UNASSIGNED: Using SBRT for AM demonstrated low rates of toxicity and LF, and respectable symptom improvement. Variation in treatment delivery has prompted development of an institutional protocol to standardize technique and increase efficiency. Limited followup may limit detection of local failure and late toxicity.
摘要:
■在转移性癌症中越来越多地使用立体定向身体放射疗法(SBRT),导致其在不同的解剖位置使用。这项研究的目的是回顾我们对腋窝转移(AM)的机构SBRT经验,注重结果和过程。
■回顾了2014年至2022年接受SBRT至AM治疗的患者。累积发生率函数用于估计局部故障(LF)的发生率,将死亡作为竞争风险。使用Kaplan-Meier方法估计无进展生存期(PFS)和总生存期(OS)。单变量回归分析检测了LF的预测因子。
■我们分析了37例接受SBRT的39AM患者。患者主要为女性(60%)和老年人(中位年龄:72)。中位随访时间为14.6个月。常见的原发癌包括乳腺癌(43%),皮肤(19%),和肺(14%)。治疗指征包括少进展(46%),寡转移(35%)和症状进展(19%)。少数人先前有重叠放射(18%)或手术(11%)。大多数人以前接受过全身治疗(70%)。确定了计划技术的显着异质性;少数患者接受了4-DCT扫描(46%),MR模拟(21%),或对比度(10%)。中位剂量为40Gy(四分位距(IQR):35-40),分5个部分,(BED10=72Gy)。17例(44%)使用低剂量选择性容量来覆盖剩余的腋窝。在第一次评估时,87%有部分或完全反应,一个单一的进步。有症状的患者(n=14),57%有完整的决议,21%有进步。一年和两年的LF率分别为16%和20%,分别。单变量分析显示增加BED降低了LF的风险。中位OS为21.0个月(95%[置信区间(CI)]17.3-未达到),中位PFS为7.0个月(95%[CI]4.3-11.3)。确定了两个3级事件,没有4/5级。
■对AM使用SBRT证明毒性和LF率低,和可观的症状改善。治疗交付的变化促使制定了机构协议,以标准化技术并提高效率。有限的随访可能会限制局部失效和晚期毒性的检测。
■回顾了2014年至2022年接受SBRT至AM治疗的患者。累积发生率函数用于估计局部故障(LF)的发生率,将死亡作为竞争风险。使用Kaplan-Meier方法估计无进展生存期(PFS)和总生存期(OS)。单变量回归分析检测了LF的预测因子。

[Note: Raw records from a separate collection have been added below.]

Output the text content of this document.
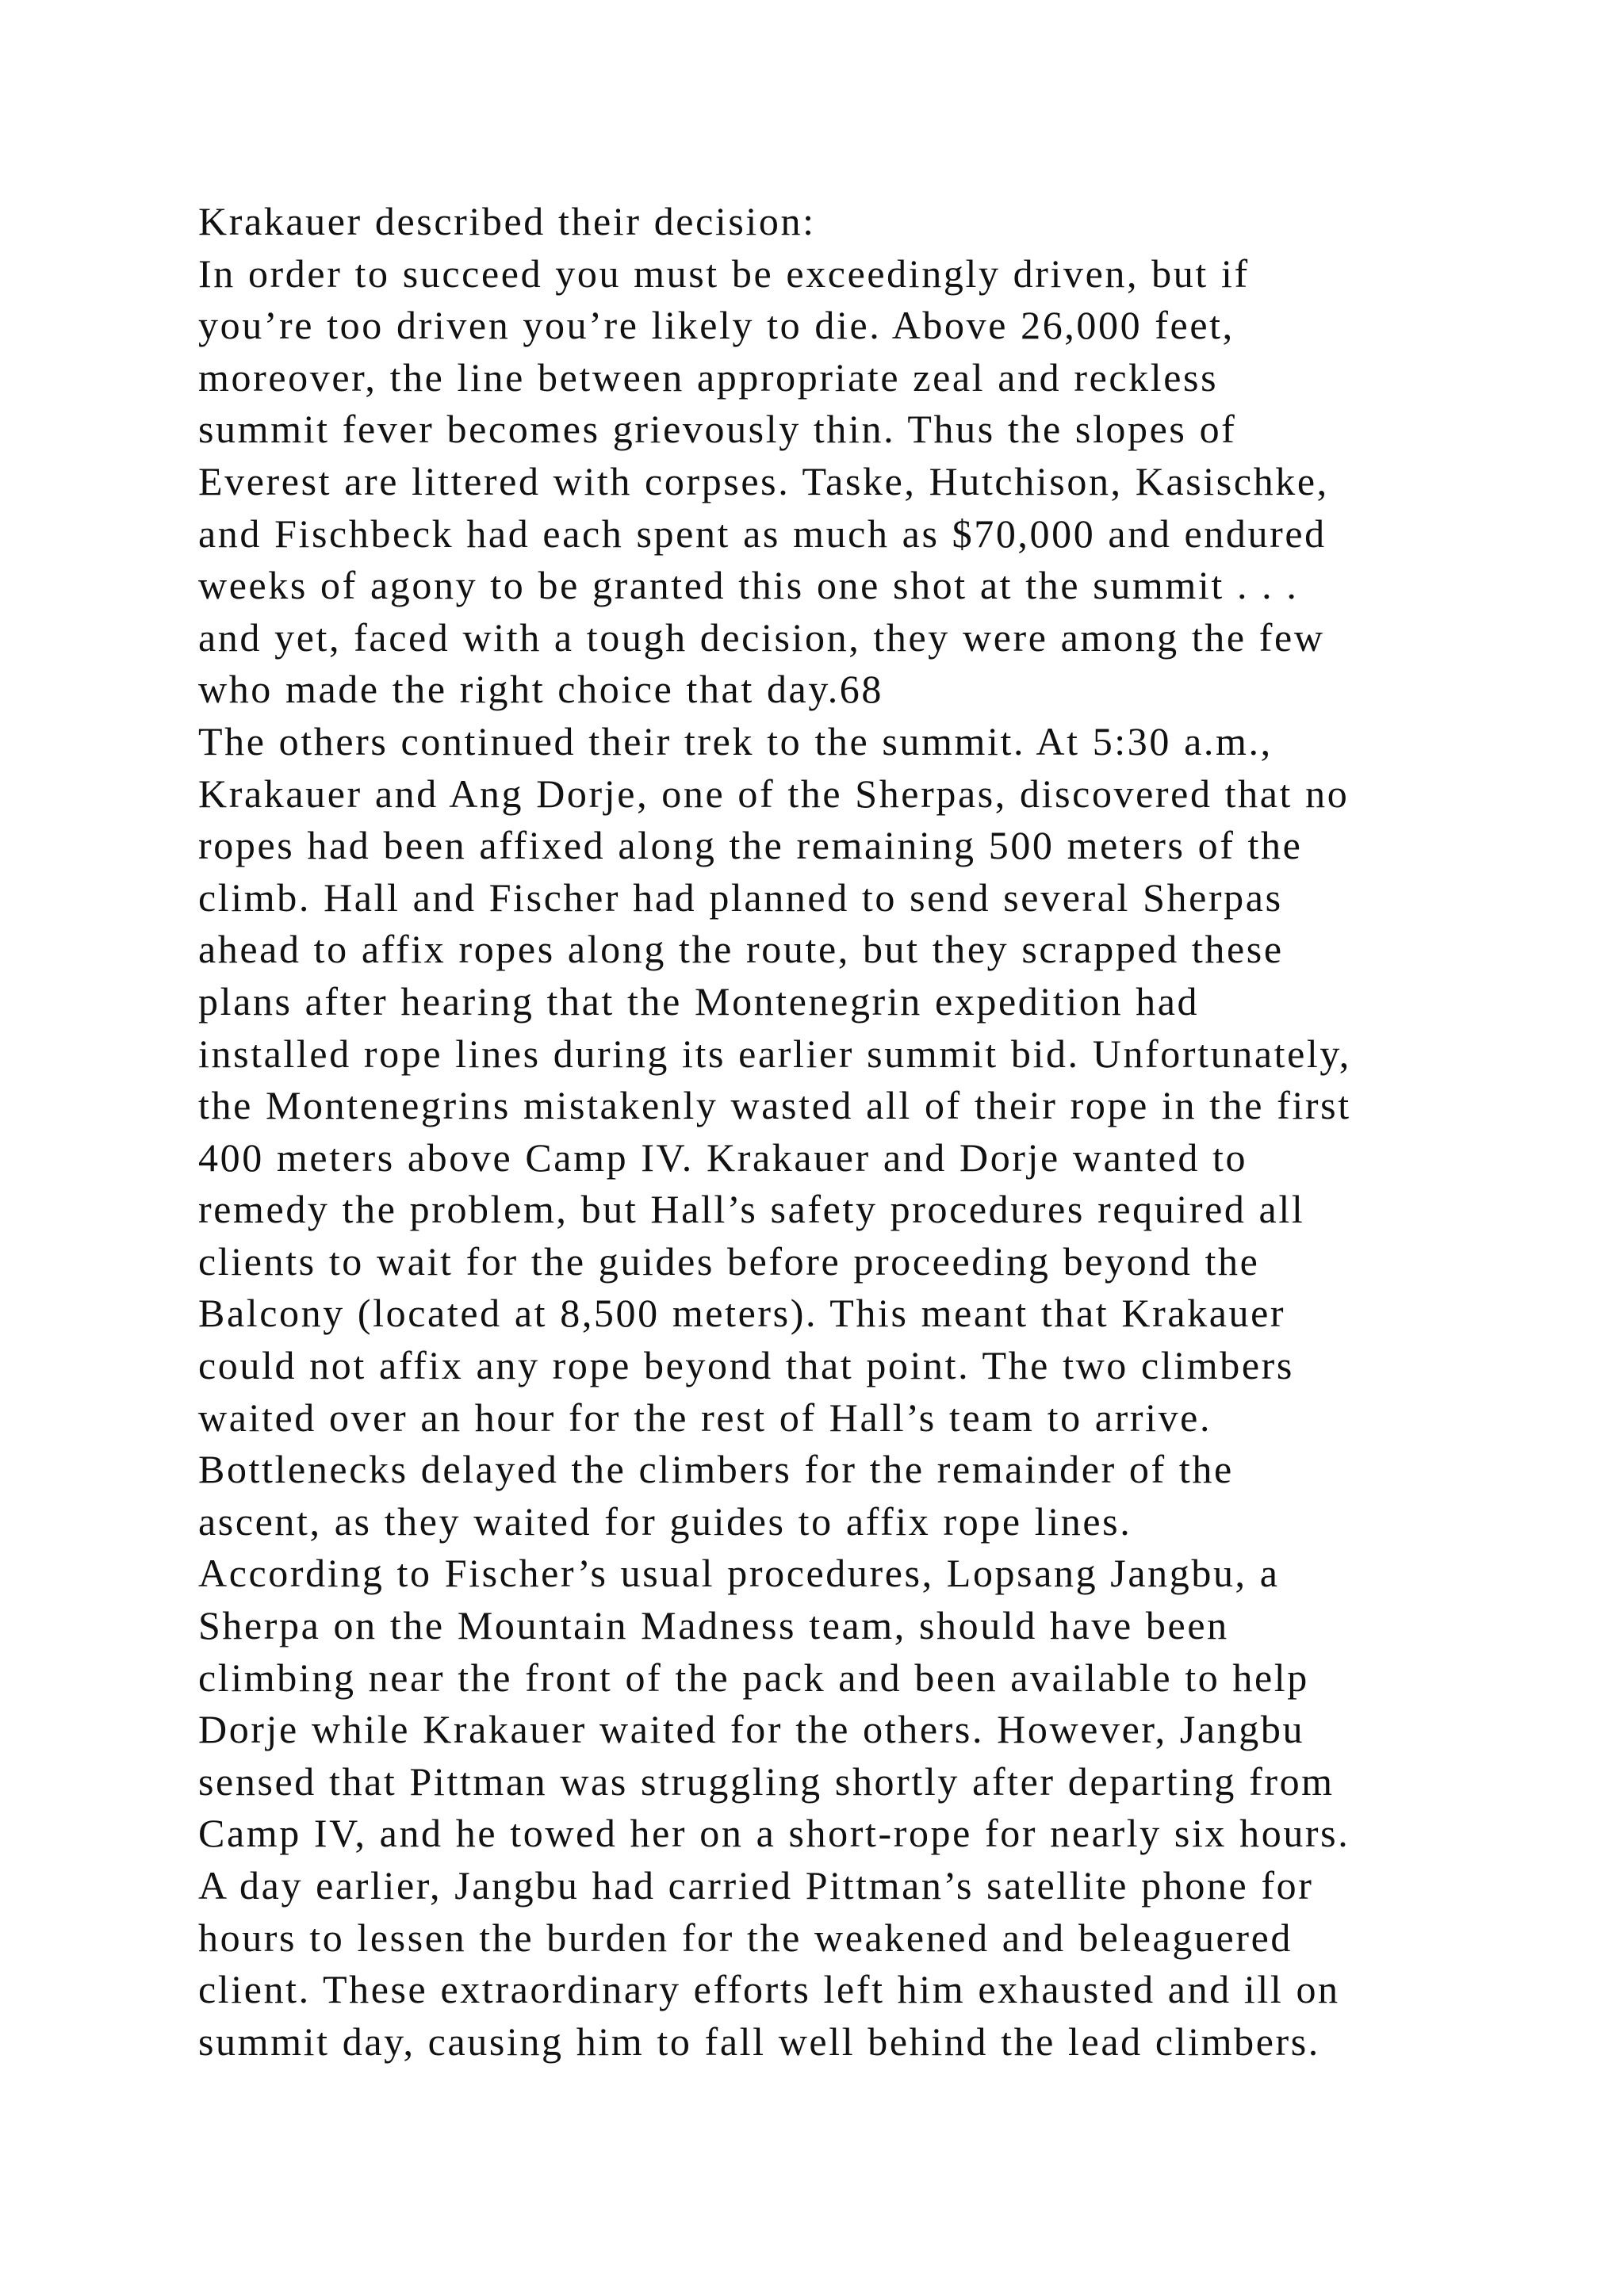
Krakauer described their decision:
In order to succeed you must be exceedingly driven, but if
you’re too driven you’re likely to die. Above 26,000 feet,
moreover, the line between appropriate zeal and reckless
summit fever becomes grievously thin. Thus the slopes of
Everest are littered with corpses. Taske, Hutchison, Kasischke,
and Fischbeck had each spent as much as $70,000 and endured
weeks of agony to be granted this one shot at the summit . . .
and yet, faced with a tough decision, they were among the few
who made the right choice that day.68
The others continued their trek to the summit. At 5:30 a.m.,
Krakauer and Ang Dorje, one of the Sherpas, discovered that no
ropes had been affixed along the remaining 500 meters of the
climb. Hall and Fischer had planned to send several Sherpas
ahead to affix ropes along the route, but they scrapped these
plans after hearing that the Montenegrin expedition had
installed rope lines during its earlier summit bid. Unfortunately,
the Montenegrins mistakenly wasted all of their rope in the first
400 meters above Camp IV. Krakauer and Dorje wanted to
remedy the problem, but Hall’s safety procedures required all
clients to wait for the guides before proceeding beyond the
Balcony (located at 8,500 meters). This meant that Krakauer
could not affix any rope beyond that point. The two climbers
waited over an hour for the rest of Hall’s team to arrive.
Bottlenecks delayed the climbers for the remainder of the
ascent, as they waited for guides to affix rope lines.
According to Fischer’s usual procedures, Lopsang Jangbu, a
Sherpa on the Mountain Madness team, should have been
climbing near the front of the pack and been available to help
Dorje while Krakauer waited for the others. However, Jangbu
sensed that Pittman was struggling shortly after departing from
Camp IV, and he towed her on a short-rope for nearly six hours.
A day earlier, Jangbu had carried Pittman’s satellite phone for
hours to lessen the burden for the weakened and beleaguered
client. These extraordinary efforts left him exhausted and ill on
summit day, causing him to fall well behind the lead climbers.
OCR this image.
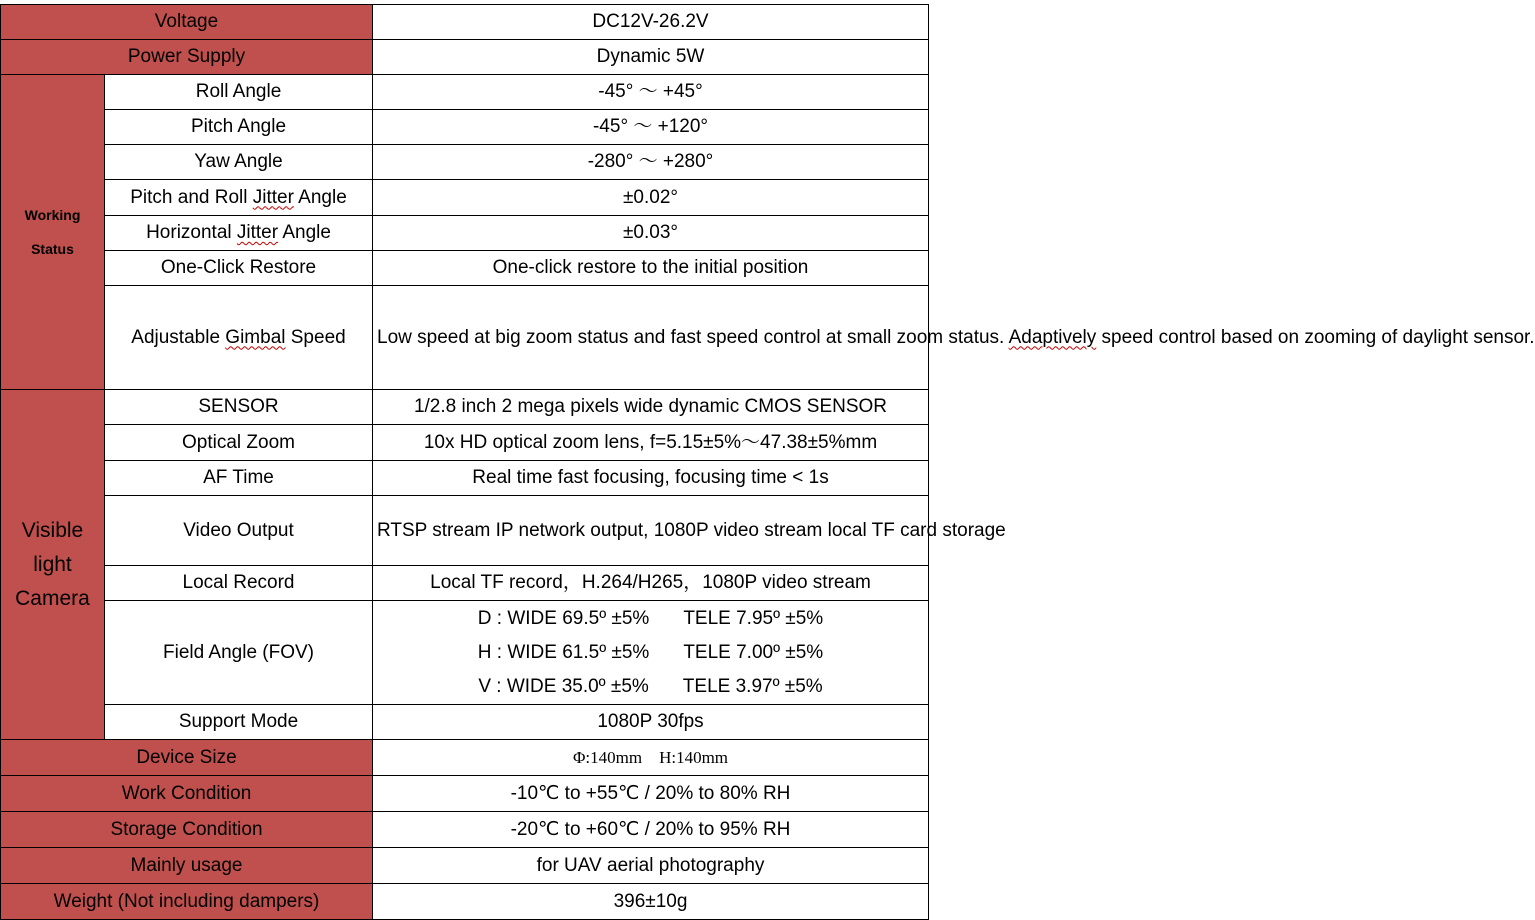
Voltage		DC12V-26.2V
Power Supply		Dynamic 5W

Working
Status	Roll Angle	-45° ～ +45°
	Pitch Angle	-45° ～ +120°
	Yaw Angle	-280° ～ +280°
	Pitch and Roll Jitter Angle	±0.02°
	Horizontal Jitter Angle	±0.03°
	One-Click Restore	One-click restore to the initial position
	Adjustable Gimbal Speed	Low speed at big zoom status and fast speed control at small zoom status. Adaptively speed control based on zooming of daylight sensor.

Visible
light
Camera	SENSOR	1/2.8 inch 2 mega pixels wide dynamic CMOS SENSOR
	Optical Zoom	10x HD optical zoom lens, f=5.15±5%～47.38±5%mm
	AF Time	Real time fast focusing, focusing time < 1s
	Video Output	RTSP stream IP network output, 1080P video stream local TF card storage
	Local Record	Local TF record，H.264/H265，1080P video stream
	Field Angle (FOV)	D : WIDE 69.5º ±5% TELE 7.95º ±5%
H : WIDE 61.5º ±5% TELE 7.00º ±5%
V : WIDE 35.0º ±5% TELE 3.97º ±5%

	Support Mode	1080P 30fps
Device Size		Φ:140mm    H:140mm
Work Condition		-10℃ to +55℃ / 20% to 80% RH
Storage Condition		-20℃ to +60℃ / 20% to 95% RH
Mainly usage		for UAV aerial photography
Weight (Not including dampers)		396±10g
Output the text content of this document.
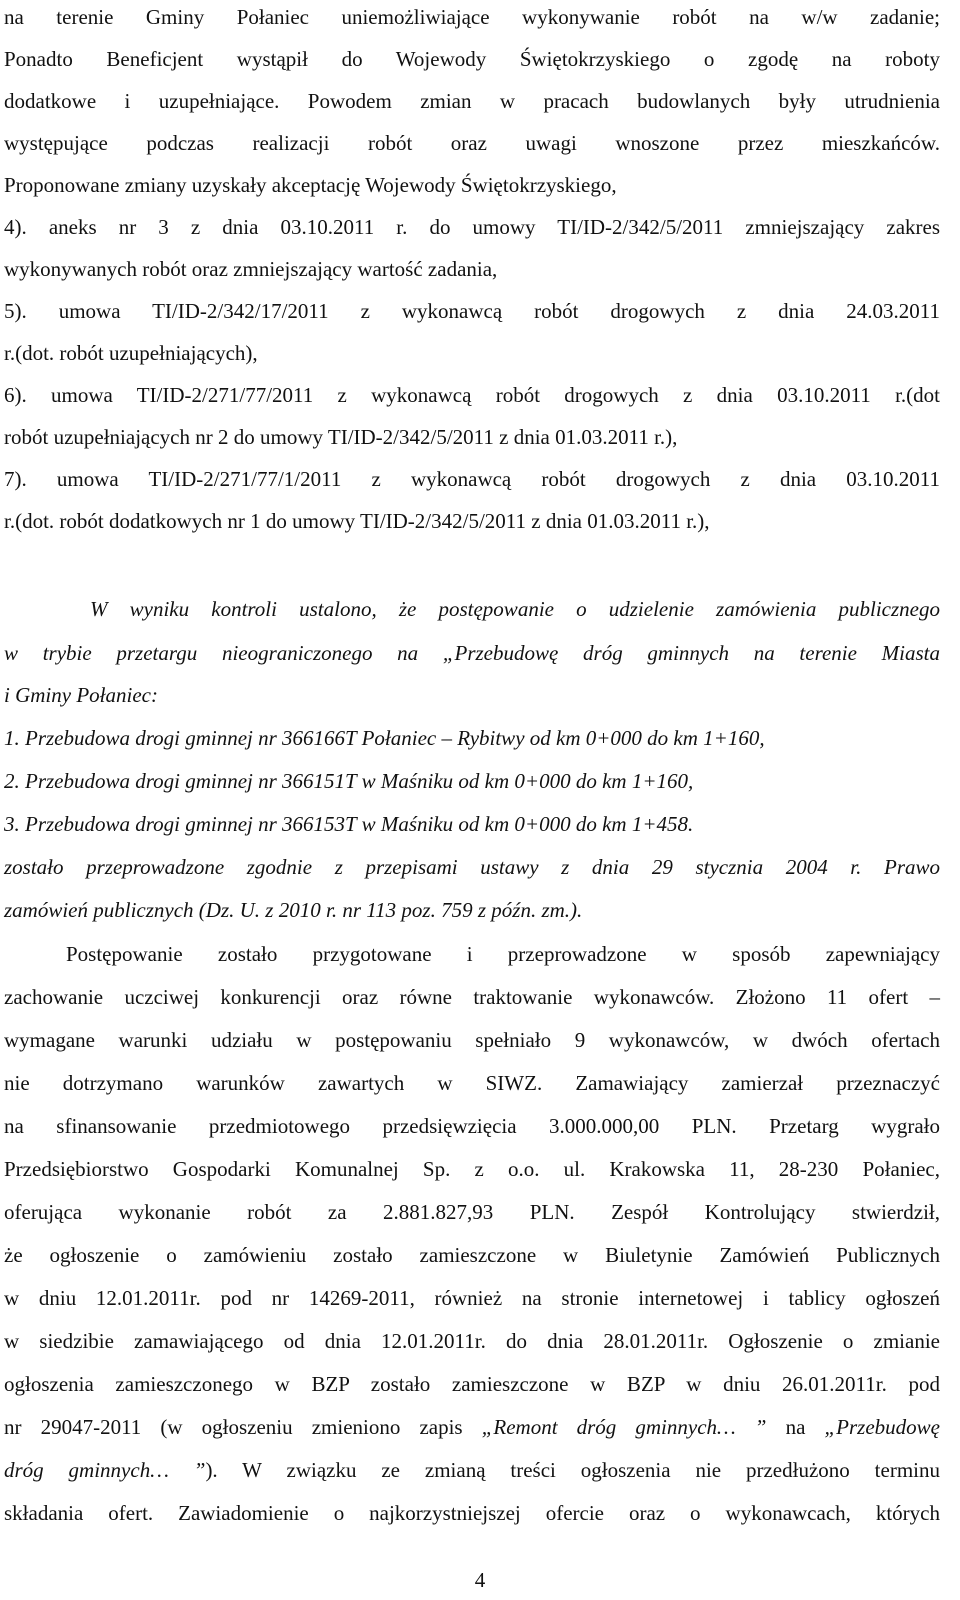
na terenie Gminy Połaniec uniemożliwiające wykonywanie robót na w/w zadanie;
Ponadto Beneficjent wystąpił do Wojewody Świętokrzyskiego o zgodę na roboty
dodatkowe i uzupełniające. Powodem zmian w pracach budowlanych były utrudnienia
występujące podczas realizacji robót oraz uwagi wnoszone przez mieszkańców.
Proponowane zmiany uzyskały akceptację Wojewody Świętokrzyskiego,
4). aneks nr 3 z dnia 03.10.2011 r. do umowy TI/ID-2/342/5/2011 zmniejszający zakres
wykonywanych robót oraz zmniejszający wartość zadania,
5). umowa TI/ID-2/342/17/2011 z wykonawcą robót drogowych z dnia 24.03.2011
r.(dot. robót uzupełniających),
6). umowa TI/ID-2/271/77/2011 z wykonawcą robót drogowych z dnia 03.10.2011 r.(dot
robót uzupełniających nr 2 do umowy TI/ID-2/342/5/2011 z dnia 01.03.2011 r.),
7). umowa TI/ID-2/271/77/1/2011 z wykonawcą robót drogowych z dnia 03.10.2011
r.(dot. robót dodatkowych nr 1 do umowy TI/ID-2/342/5/2011 z dnia 01.03.2011 r.),
W wyniku kontroli ustalono, że postępowanie o udzielenie zamówienia publicznego
w trybie przetargu nieograniczonego na „Przebudowę dróg gminnych na terenie Miasta
i Gminy Połaniec:
1. Przebudowa drogi gminnej nr 366166T Połaniec – Rybitwy od km 0+000 do km 1+160,
2. Przebudowa drogi gminnej nr 366151T w Maśniku od km 0+000 do km 1+160,
3. Przebudowa drogi gminnej nr 366153T w Maśniku od km 0+000 do km 1+458.
zostało przeprowadzone zgodnie z przepisami ustawy z dnia 29 stycznia 2004 r. Prawo
zamówień publicznych (Dz. U. z 2010 r. nr 113 poz. 759 z późn. zm.).
Postępowanie zostało przygotowane i przeprowadzone w sposób zapewniający
zachowanie uczciwej konkurencji oraz równe traktowanie wykonawców. Złożono 11 ofert –
wymagane warunki udziału w postępowaniu spełniało 9 wykonawców, w dwóch ofertach
nie dotrzymano warunków zawartych w SIWZ. Zamawiający zamierzał przeznaczyć
na sfinansowanie przedmiotowego przedsięwzięcia 3.000.000,00 PLN. Przetarg wygrało
Przedsiębiorstwo Gospodarki Komunalnej Sp. z o.o. ul. Krakowska 11, 28-230 Połaniec,
oferująca wykonanie robót za 2.881.827,93 PLN. Zespół Kontrolujący stwierdził,
że ogłoszenie o zamówieniu zostało zamieszczone w Biuletynie Zamówień Publicznych
w dniu 12.01.2011r. pod nr 14269-2011, również na stronie internetowej i tablicy ogłoszeń
w siedzibie zamawiającego od dnia 12.01.2011r. do dnia 28.01.2011r. Ogłoszenie o zmianie
ogłoszenia zamieszczonego w BZP zostało zamieszczone w BZP w dniu 26.01.2011r. pod
nr 29047-2011 (w ogłoszeniu zmieniono zapis „Remont dróg gminnych… ” na „Przebudowę
dróg gminnych… ”). W związku ze zmianą treści ogłoszenia nie przedłużono terminu
składania ofert. Zawiadomienie o najkorzystniejszej ofercie oraz o wykonawcach, których
4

■我们分析了37例接受SBRT的39AM患者。患者主要为女性(60%)和老年人(中位年龄:72)。中位随访时间为14.6个月。常见的原发癌包括乳腺癌(43%),皮肤(19%),和肺(14%)。治疗指征包括少进展(46%),寡转移(35%)和症状进展(19%)。少数人先前有重叠放射(18%)或手术(11%)。大多数人以前接受过全身治疗(70%)。确定了计划技术的显着异质性;少数患者接受了4-DCT扫描(46%),MR模拟(21%),或对比度(10%)。中位剂量为40Gy(四分位距(IQR):35-40),分5个部分,(BED10=72Gy)。17例(44%)使用低剂量选择性容量来覆盖剩余的腋窝。在第一次评估时,87%有部分或完全反应,一个单一的进步。有症状的患者(n=14),57%有完整的决议,21%有进步。一年和两年的LF率分别为16%和20%,分别。单变量分析显示增加BED降低了LF的风险。中位OS为21.0个月(95%[置信区间(CI)]17.3-未达到),中位PFS为7.0个月(95%[CI]4.3-11.3)。确定了两个3级事件,没有4/5级。
■对AM使用SBRT证明毒性和LF率低,和可观的症状改善。治疗交付的变化促使制定了机构协议,以标准化技术并提高效率。有限的随访可能会限制局部失效和晚期毒性的检测。